В момент пересечения границы между Лабиринтом и лесом старший на мгновение утратил все ощущения. Он не чувствовал своего тела, не видел и не слышал ничего, даже собственного сердцебиения. Наверно, именно в то мгновение он и разжал пальцы, потому что когда он снова ощутил себя, он был в лесу один. Он долго оглядывался и прислушивался, не веря себе, но не услышал ни одного звука, который мог бы произвести человек в лесу. Безымянный оставался на этом месте до утра, а потом еще несколько дней бродил вокруг, напрасно ожидая спутника. Наконец он понял, что Лабиринт сумел-таки в последний момент разлучить их. Странно, но это не вызвало у него того взрыва отчаяния и возмущения, которого он ждал. Главным было, что младший тоже был свободен, где-то в этом мире он был и был счастлив, потому что свободен, и в этом он был абсолютно, непреложно уверен, как и в том, что они уже никогда не встретятся. Эта уверенность пришла к нему сама и дала ему силы уйти наконец из леса и пойти на поиски людей.
- Мастер, ну почему Вы тратите на этих мерзавцев столько сил? - спросил ученик у мага, помогая ему сесть на скамье. Пустую клетку уже увезли. Маг выглядел очень плохо, губы его посерели, он тяжело привалился спиной к стене.
- Дай мне горячего, - попросил маг.
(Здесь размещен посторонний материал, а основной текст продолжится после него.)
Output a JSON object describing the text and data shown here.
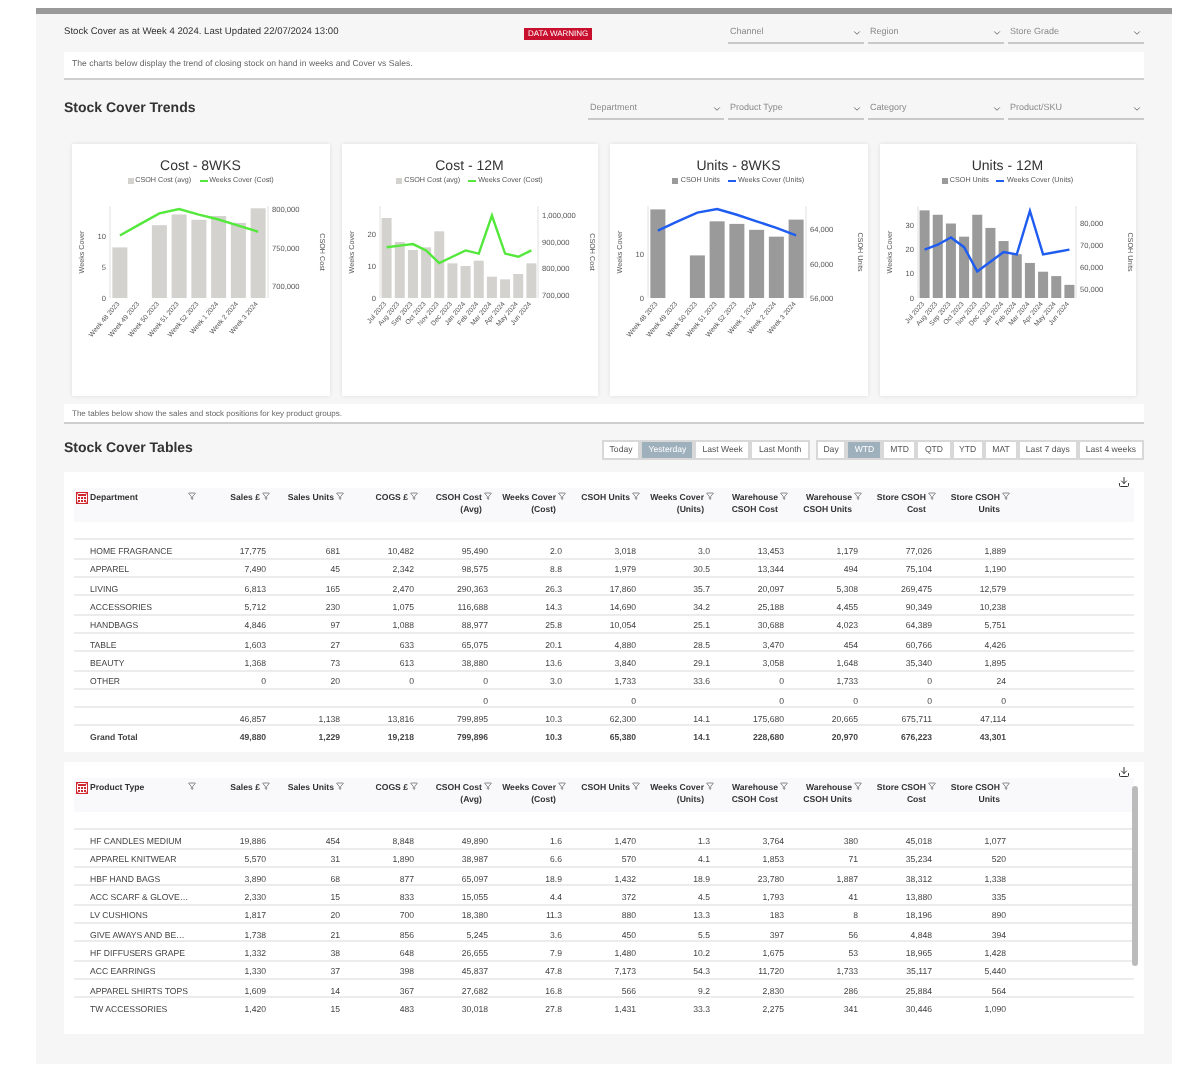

Ученик быстро налил ему подогретого напитка и вложил теплую кружку в ладони.
"Каждый раз он меня спрашивает об этом, и каждый раз я отвечаю ему одно и тоже - это моя работа", думал маг, медленно отхлебывая из кружки, которую ученик терпеливо держал у его губ. На стене напротив скамьи, на которой они сидели, висел листок бумаги. Маг, как всегда после Лабиринта, смотрел на детский рисунок из далекого прошлого - до того, как сын разбогател на работорговле. "Наверно, сегодня я отвечу ему по-другому. Я скажу ему: это мой долг. И объясню, что иногда приходится отдавать долг не тому, кому ты должен, а тому, кому можно, и что такие долги тяжелее всего, потому что ты уже никогда не услышишь: все, хватит, ты расплатился со мной. Я скажу ему: тот, из кого я должен был сделать человека, мертв, но этим мерзавцам, как ты их называешь, я могу помочь стать людьми. И еще я скажу ему: может быть, уже в следующий раз я не проснусь, когда клетка опустеет. Я не имею права просить тебя или приказывать тебе, но если у тебя тоже есть такой долг, который уже некому отдавать, скажу я ему, то проведи хотя бы одного через Лабиринт". Эту речь он продумывал давно, но сейчас ему казалось, что он упустил что-то важное. Он попытался сделать вдох поглубже и не смог: на груди как будто лежал камень. Ученик что-то кричал, но маг уже не слышал его. "Кем же он будет в Лабиринте", подумал маг перед тем, как потерять сознание, "у него же не было сына".